More details from a press release distributed by Mount Sinai a short time ago:

Central to the downtown transformation is the new, smaller Mount Sinai Downtown Beth Israel Hospital, which will include approximately 70 beds and a brand new state-of-the-art Emergency Department (ED), located at 14th Street near Second Avenue — just two blocks south of the current Beth Israel campus. This ED will accept ambulances and will be able to handle all emergencies, such as heart attack, and stroke, on site. It will also include a pediatric ED. Patients with the most complex conditions will be stabilized and transported to other hospitals in the Mount Sinai Health System. Service at the existing MSBI ED will continue without interruption until the new facility opens, which is expected in about four years. The new MSBI hospital’s inpatient beds may be increased in the event the community’s healthcare needs require additional capacity. Mount Sinai will also be making a substantial investment in the Phillips Ambulatory Care Center (PACC) on Union Square, where renovations are already under way. At 275,000 square feet, PACC will be New York’s largest freestanding ambulatory care center in New York. It currently houses a full range of multispecialty services, including a state-of-the-art same day surgery center, radiology, surgical and medical specialties, pediatrics and obstetrics. PACC’s services will be expanded to include endoscopy and additional medical and surgical specialty services. Same day surgery will include 24/7 services for extended recovery. By early 2017, the site will also house a comprehensive urgent care center with weekend and evening hours.

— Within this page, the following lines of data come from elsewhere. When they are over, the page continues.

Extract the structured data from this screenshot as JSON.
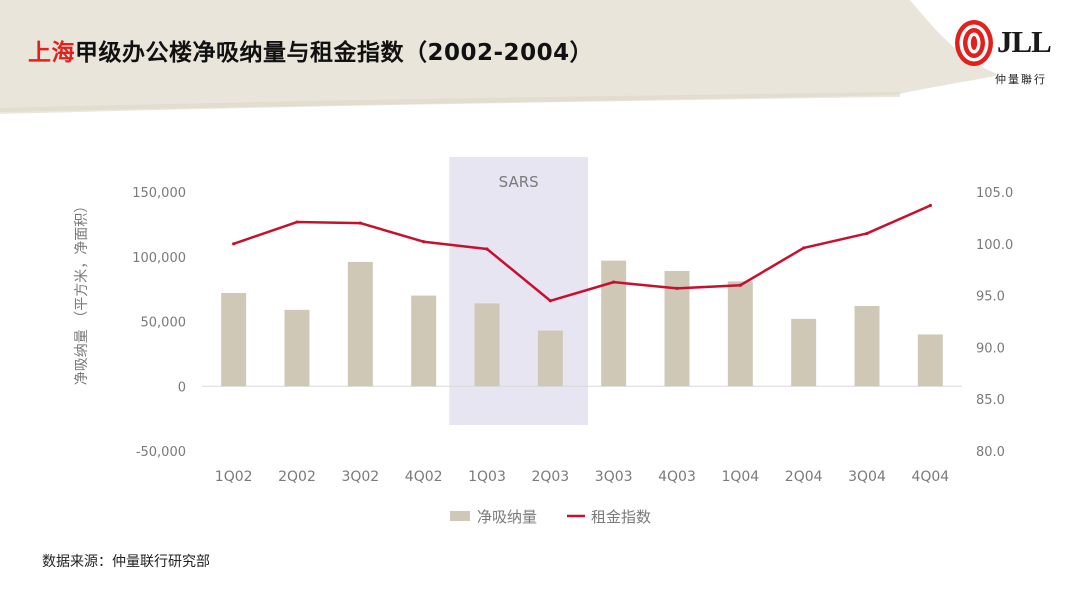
{
  "slide": {
    "title_highlight": "上海",
    "title_rest": "甲级办公楼净吸纳量与租金指数（2002-2004）",
    "logo_text": "JLL",
    "logo_sub": "仲量聯行",
    "source": "数据来源：仲量联行研究部",
    "colors": {
      "accent": "#e2211c",
      "bar": "#cfc8b7",
      "line": "#c8102e",
      "band": "#c9c6e3",
      "brush": "#e6e1d5"
    }
  },
  "chart_data": {
    "type": "bar",
    "categories": [
      "1Q02",
      "2Q02",
      "3Q02",
      "4Q02",
      "1Q03",
      "2Q03",
      "3Q03",
      "4Q03",
      "1Q04",
      "2Q04",
      "3Q04",
      "4Q04"
    ],
    "series": [
      {
        "name": "净吸纳量",
        "type": "bar",
        "axis": "left",
        "values": [
          72000,
          59000,
          96000,
          70000,
          64000,
          43000,
          97000,
          89000,
          81000,
          52000,
          62000,
          40000
        ]
      },
      {
        "name": "租金指数",
        "type": "line",
        "axis": "right",
        "values": [
          100.0,
          102.1,
          102.0,
          100.2,
          99.5,
          94.5,
          96.3,
          95.7,
          96.0,
          99.6,
          101.0,
          103.7
        ]
      }
    ],
    "ylabel": "净吸纳量 （平方米，净面积）",
    "ylim": [
      -50000,
      150000
    ],
    "yticks": [
      "-50,000",
      "0",
      "50,000",
      "100,000",
      "150,000"
    ],
    "ylim_right": [
      80.0,
      105.0
    ],
    "yticks_right": [
      "80.0",
      "85.0",
      "90.0",
      "95.0",
      "100.0",
      "105.0"
    ],
    "annotation": {
      "label": "SARS",
      "span": [
        "1Q03",
        "2Q03"
      ]
    },
    "grid": false,
    "legend_position": "bottom"
  }
}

While Mount Sinai executives say services will not be diminished, the news is already being met with alarm throughout Lower Manhattan. As the Wall Street Journal explained today:

(The) plan continues a broader retrenchment of hospitals in New York City, where a number of facilities have closed in recent years due to financial losses or under a statewide plan to reduce excess capacity. The 2010 closure of St. Vincent’s Hospital, in Manhattan’s Greenwich Village neighborhood, angered local residents who feared loss of access to emergency care and other medical services. Cabrini Medical Center, in Manhattan’s Gramercy Park, closed in 2008 and Long Island College Hospital, located in Brooklyn, closed in 2014. In recent weeks, rumors of Beth Israel’s closure have worried local residents and elected officials. “Any downsizing or closure at Beth Israel threatens to further strain an already overburdened network of health-care providers in Manhattan, reduce healthcare options and curtail services in the immediate neighborhood, and eliminate jobs,” wrote seven elected officials, including U.S. Rep. Carolyn Maloney and City Councilmembers Daniel Garodnick and Rosie Mendez, earlier this month.

Mount Sinai points out (citing a 2014 study) that Manhattan has 6.1 hospital beds per 1,000 residents compared with 2.9 nationally. Beth Israel lost more than $100 million last year alone.